Partition sda1 primaire avec w$ dessus, boot sur sda2, systeme sur sda5, donnees sur sda6, swap sur sda4.

- mon fstab

```
# <fs>                  <mountpoint>    <type>          <opts>          <dump/$

# NOTE: If your BOOT partition is ReiserFS, add the notail option to opts.

/dev/sda2               /boot           ext2            noauto,noatime  1 2

/dev/sda5               /               ext3            noatime         0 1

/dev/sda6               /mnt/data       ext3            defaults,user   0 1

/dev/sda4               none            swap            sw              0 0

/dev/cdroms/cdrom0      /mnt/cdrom      auto            noauto,user     0 0

#/dev/fd0               /mnt/floppy     auto            noauto          0 0

# NOTE: The next line is critical for boot!

none                    /proc           proc            defaults        0 0

none                    /dev/shm        tmpfs           nodev,nosuid,noexec   $

# glibc 2.2 and above expects tmpfs to be mounted at /dev/shm for

```

- mon grub.conf

```
default 0

timeout 10

#splashimage=(hd0,0)/boot/grub/splash.xpm.gz

title=Gentoo Linux

root (sd0,1)

kernel /boot/kernel-genkernel-x86-2.6.18-gentoo-r6 root=/dev/ram0 init=/linuxr$initrd /boot/initramfs-genkernel-x86-2.6.18-gentoo-r6

# Uniquement pour démarrer un autre système.

#title=Windows XP

#rootnoverify (hd0,0)

#makeactive

#chainloader +1
```

J'ai essayé de mettre un bootflag sur ma partition windows et d'activer les bouts de code correspondants dans grub.conf en sortant les #, rien n'y fait.

J'ai également testé quelques trucs trouvés sur google, ca n'a pas résolu mon problème.

Si quelqu'un a une idée je suis preneur.

Merci !!

----------

## Ezka

Si j'ai bien compris Grub ne se lance c'est ça ? 

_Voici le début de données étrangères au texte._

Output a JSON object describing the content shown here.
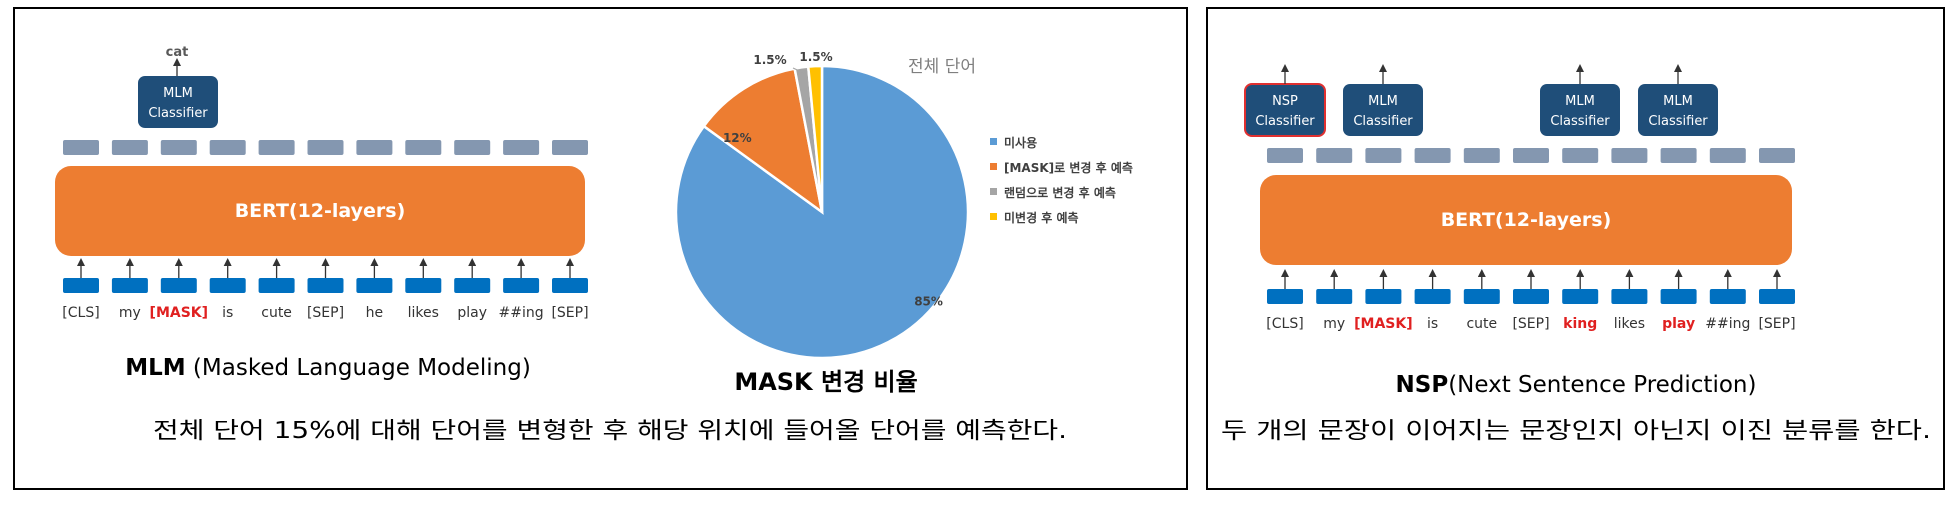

Il y a certainement une erreur avec ton Grub, lorsque ton BIOS passe la main à Grub il n'a pas l'air de le trouver ; bilan : error loading operating system

Depuis un liveCD essaye de réinstaller grub :

```
grub-install /dev/sda2
```

----------

## deja_pris

Ca n'a pas très bien marché...

Apres avoir monté sda 2 et 5, proc et tout le tralala comme décrit dans le handbook, j'ai chrooté, suis entré dans le nouvel environnement, et enfin ai lancé ta commande.

Voila le résultat :

```
# grub-install /dev/sda2

Probing devices to guess BIOS drives. This may take a long time.

df: Warning: cannot read table of mounted file systems

df: Warning: cannot read table of mounted file systems

Could not find device for /boot: Not found or not a block device.
```

Depuis plus qu'un fichier nommé device.map dans sda2, plus de grub.conf...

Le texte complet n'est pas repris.